Thanks for the book recommendation!
On Fri, Mar 12, 2021 at 11:52 PM Bob Ippolito
The first definition is only used as an analogy, it’s a way to represent Peano numbers as values.
The second definition is only related to the first in that it uses the same concept. It is not a breakdown of the first one, it is a completely separate (and incompatible) way to represent Peano numbers at the type level (and only as types, notice there are no constructors). You can not define both of these in the same module with the same names.
In Haskell a kind is (basically) the type of a type. In modern GHC to make it even more clear (and to free up * for type operators) you can say Type instead of *.
Zero has the kind Type (or *) because it has no arguments, just like Zero has the type Peano because the constructor has no arguments.
Succ has the kind Type -> Type because you pass it a Type as an argument to get a concrete Type. Maybe also has the kind Type -> Type, as does [].
Generally, beginner Haskell doesn’t use any of this type level programming. If this is a topic of interest, I recommend this book: https://thinkingwithtypes.com
On Fri, Mar 12, 2021 at 22:19 Galaxy Being
wrote: I found this interesting page https://wiki.haskell.org/Peano_numbers at Wiki Haskell. Confusing, however, is how it first establishes
data Peano = Zero | Succ Peano
It says
Here Zero and Succ are values (constructors).

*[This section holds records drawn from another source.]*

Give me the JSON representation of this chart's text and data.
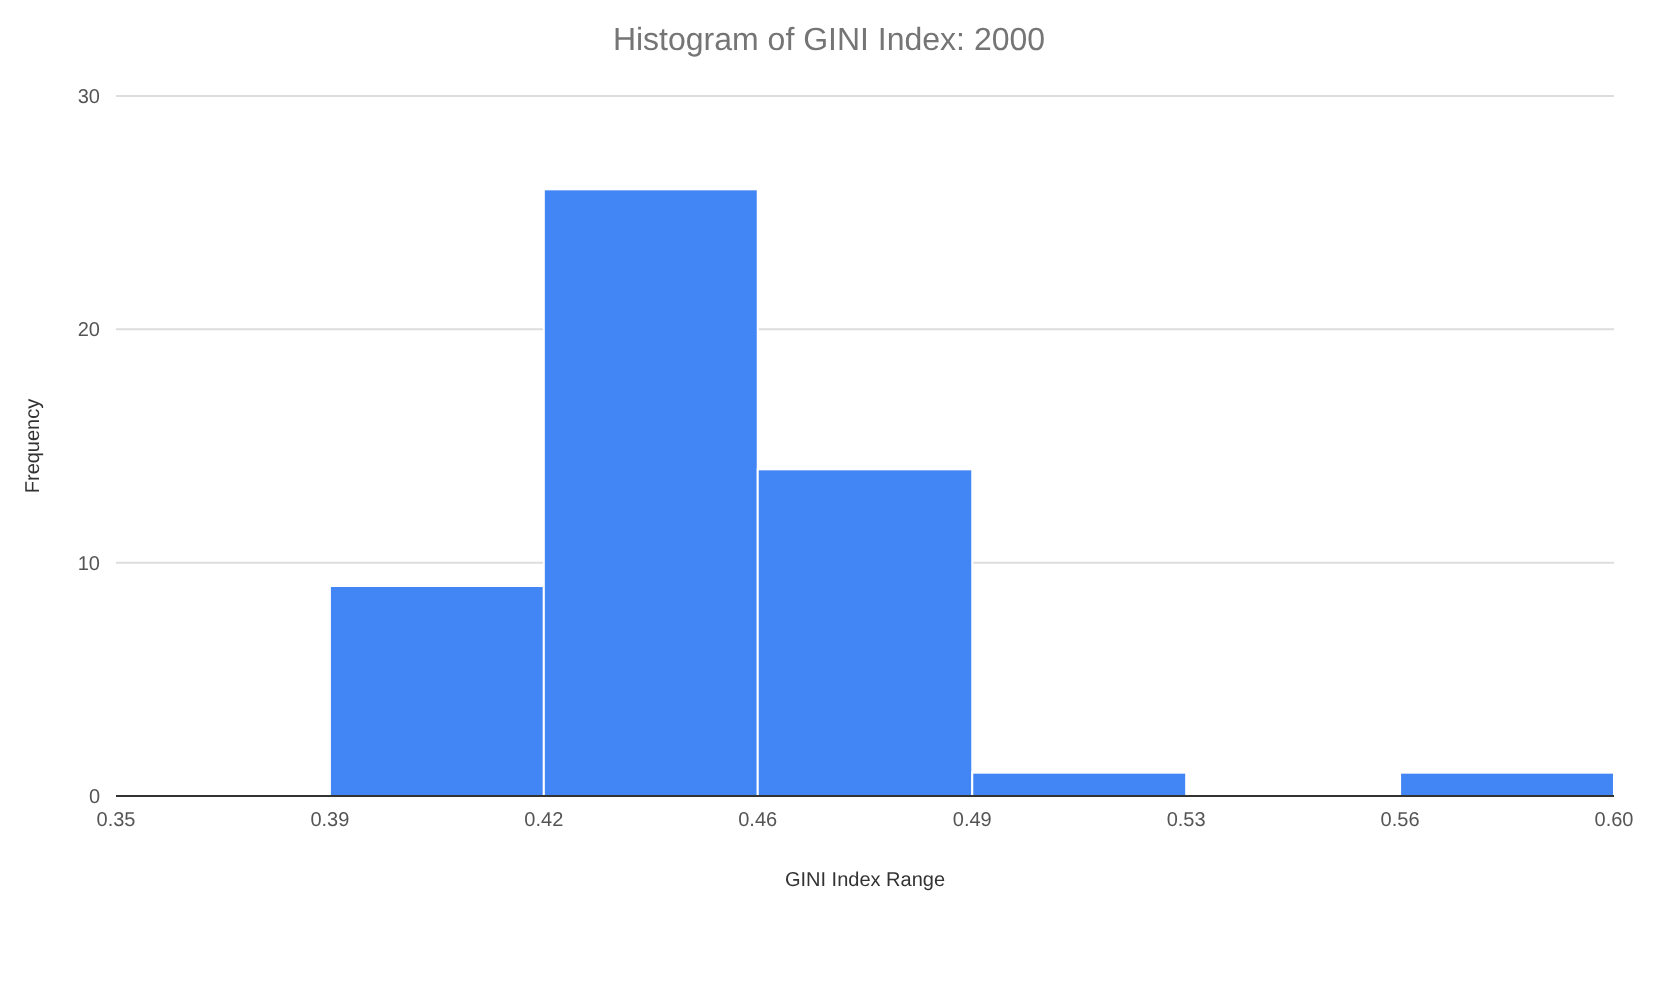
{
  "chart_data": {
    "type": "histogram",
    "title": "Histogram of GINI Index: 2000",
    "xlabel": "GINI Index Range",
    "ylabel": "Frequency",
    "bins": [
      0.3857,
      0.4214,
      0.4571,
      0.4929,
      0.5286,
      0.5643,
      0.6
    ],
    "values": [
      9,
      26,
      14,
      1,
      0,
      1
    ],
    "color": "#4285f4",
    "xlim": [
      0.35,
      0.6
    ],
    "xticks": [
      {
        "value": 0.35,
        "label": "0.35"
      },
      {
        "value": 0.3857,
        "label": "0.39"
      },
      {
        "value": 0.4214,
        "label": "0.42"
      },
      {
        "value": 0.4571,
        "label": "0.46"
      },
      {
        "value": 0.4929,
        "label": "0.49"
      },
      {
        "value": 0.5286,
        "label": "0.53"
      },
      {
        "value": 0.5643,
        "label": "0.56"
      },
      {
        "value": 0.6,
        "label": "0.60"
      }
    ],
    "ylim": [
      0,
      30
    ],
    "yticks": [
      0,
      10,
      20,
      30
    ],
    "grid": "y"
  }
}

Zero has type Peano, and Succ has type Peano -> Peano.
but then it breaks down each member further a few lines later
data Zero data Succ a
and then says
Zero has kind *, and Succ has kind * -> *. The natural numbers are represented by types (of kind *) Zero, Succ Zero, Succ (Succ Zero) etc.
Why is it giving two separate treatments and what is meant by the * and * -> * ? There's something fundamental I'm missing.
If anyone knows of a really thorough and definitive *and *understandable treatment of Haskell types, I'd appreciate it.